A flood prevention agency in Ho Chi Minh City has been strongly complained by local residents as the walls built to serve one of its anti-flood projects are blocking their houses.
As part of the project to elevate Kinh Duong Vuong Street in Binh Tan District, the Ho Chi Minh City Steering Center of the Urban Flood Control Program has built walls to mark the new height of the street once the project is completed in front of local houses.
The walls, however, are causing a lot of troubles for many people as they affect their business. In many sections of the street, the walls are over one meter high, making the ground floor of the houses look like basement.
Tien, who runs a confectionary store in the area, said the workers built the wall in front of her house a month ago and only left a small space as entrance to the residence. This has affected her business a lot and also caused a huge difficulty to her family’s entering and leaving their house.
“My house was built with concrete, so it is costly to re-structure it. I am afraid that after the wall and the street outside are completed, my house will become a basement,” Tien said.
Another owner of a steel business in this area also encountered such problem. The concrete wall in front of the house is also too high, making it hard to move the steel and construction materials of the store in and out.

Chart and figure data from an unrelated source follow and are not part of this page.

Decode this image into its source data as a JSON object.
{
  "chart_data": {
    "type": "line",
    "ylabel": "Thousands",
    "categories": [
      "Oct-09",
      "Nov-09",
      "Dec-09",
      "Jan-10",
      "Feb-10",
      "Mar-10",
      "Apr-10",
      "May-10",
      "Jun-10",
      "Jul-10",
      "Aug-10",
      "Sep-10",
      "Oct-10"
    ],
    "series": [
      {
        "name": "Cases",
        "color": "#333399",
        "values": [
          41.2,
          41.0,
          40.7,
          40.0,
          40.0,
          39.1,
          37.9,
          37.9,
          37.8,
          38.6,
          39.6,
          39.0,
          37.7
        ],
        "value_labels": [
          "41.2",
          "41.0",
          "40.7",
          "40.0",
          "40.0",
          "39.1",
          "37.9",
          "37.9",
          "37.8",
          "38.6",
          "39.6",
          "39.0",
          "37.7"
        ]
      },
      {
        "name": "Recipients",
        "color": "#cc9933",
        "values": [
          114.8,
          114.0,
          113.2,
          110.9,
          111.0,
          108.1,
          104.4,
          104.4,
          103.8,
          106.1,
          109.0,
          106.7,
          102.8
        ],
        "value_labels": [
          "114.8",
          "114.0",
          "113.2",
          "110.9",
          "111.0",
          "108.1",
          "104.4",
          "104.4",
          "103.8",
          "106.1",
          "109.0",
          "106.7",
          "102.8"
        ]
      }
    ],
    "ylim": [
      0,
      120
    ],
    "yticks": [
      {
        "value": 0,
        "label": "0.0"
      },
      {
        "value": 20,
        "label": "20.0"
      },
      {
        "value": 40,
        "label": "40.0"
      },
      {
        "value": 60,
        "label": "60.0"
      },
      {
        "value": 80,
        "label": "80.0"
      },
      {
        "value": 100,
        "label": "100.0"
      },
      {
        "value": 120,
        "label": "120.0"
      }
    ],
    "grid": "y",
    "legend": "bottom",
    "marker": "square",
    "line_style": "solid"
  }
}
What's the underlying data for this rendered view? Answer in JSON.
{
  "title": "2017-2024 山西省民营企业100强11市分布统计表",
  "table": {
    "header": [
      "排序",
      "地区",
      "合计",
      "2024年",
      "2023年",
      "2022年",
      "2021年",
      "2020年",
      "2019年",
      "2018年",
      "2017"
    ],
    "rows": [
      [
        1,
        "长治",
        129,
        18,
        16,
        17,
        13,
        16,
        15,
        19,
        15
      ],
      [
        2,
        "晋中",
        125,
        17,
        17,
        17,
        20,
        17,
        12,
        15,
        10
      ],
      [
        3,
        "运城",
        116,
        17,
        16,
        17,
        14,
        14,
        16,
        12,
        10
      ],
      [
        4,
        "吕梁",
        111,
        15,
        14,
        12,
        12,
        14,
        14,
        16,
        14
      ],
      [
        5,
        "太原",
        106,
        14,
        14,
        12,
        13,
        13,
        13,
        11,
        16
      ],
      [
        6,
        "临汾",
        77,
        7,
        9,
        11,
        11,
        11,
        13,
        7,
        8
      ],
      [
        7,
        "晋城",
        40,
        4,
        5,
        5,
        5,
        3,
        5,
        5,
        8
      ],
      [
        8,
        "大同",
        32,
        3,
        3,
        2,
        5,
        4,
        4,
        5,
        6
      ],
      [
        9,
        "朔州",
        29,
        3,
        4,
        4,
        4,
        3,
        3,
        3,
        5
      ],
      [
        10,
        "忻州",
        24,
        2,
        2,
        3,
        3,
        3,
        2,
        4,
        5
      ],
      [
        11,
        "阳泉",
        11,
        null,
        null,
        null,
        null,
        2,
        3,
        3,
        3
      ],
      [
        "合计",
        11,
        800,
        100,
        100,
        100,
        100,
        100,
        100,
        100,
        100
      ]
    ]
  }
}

Many residents who cannot afford to elevate the ground floor of their houses have made complaints to the Steering Center. Upon receiving the complaints, the center has postponed the project. On June 3, it also sent a report to the city’s administration to seek advice on the issue.
Representatives of the center, however, said the construction company had strictly followed the design and plan which had been approved by the city’s transportation department. According to the plan, the heights of the street’s center and edge should be 2 and 1.7 meter, respectively. As the current peak tide is at 1.68 meter, such elevation is necessary to prevent the street from being flooded.
Some sections of the street are currently quite low at around 0.4 meter. Therefore they need to be elevated at least 1.3 meter more.
Regarding the brick wall in front of the local residents’ houses, the developer stated that the walls are built with two purposes. The first one is to prevent the construction materials from spreading to the houses of the local residents. The second is serving as a mark for the new height of the street.
According to administration of Binh Tan District, the project will be carried out on a street’s section of three kilometers long and there are approximately 500 households in the area. The total budget for this project is estimated at around VND300 billion (US$13.5 million).
In Feb 2014, Tuoi Tre (Youth) newspaper reported a photo news story named “Houses accidentally transformed into basements” depicting the problem faced by hundreds of household in this area. Responding to the issue, the Ho Chi Minh City administration has asked many related services and departments to issue regulations to provide support and compensation for the affected families.
However, there has not been any such rule issued and implemented, causing a lot of nuisance and profit loss for the residents and businesses in the area.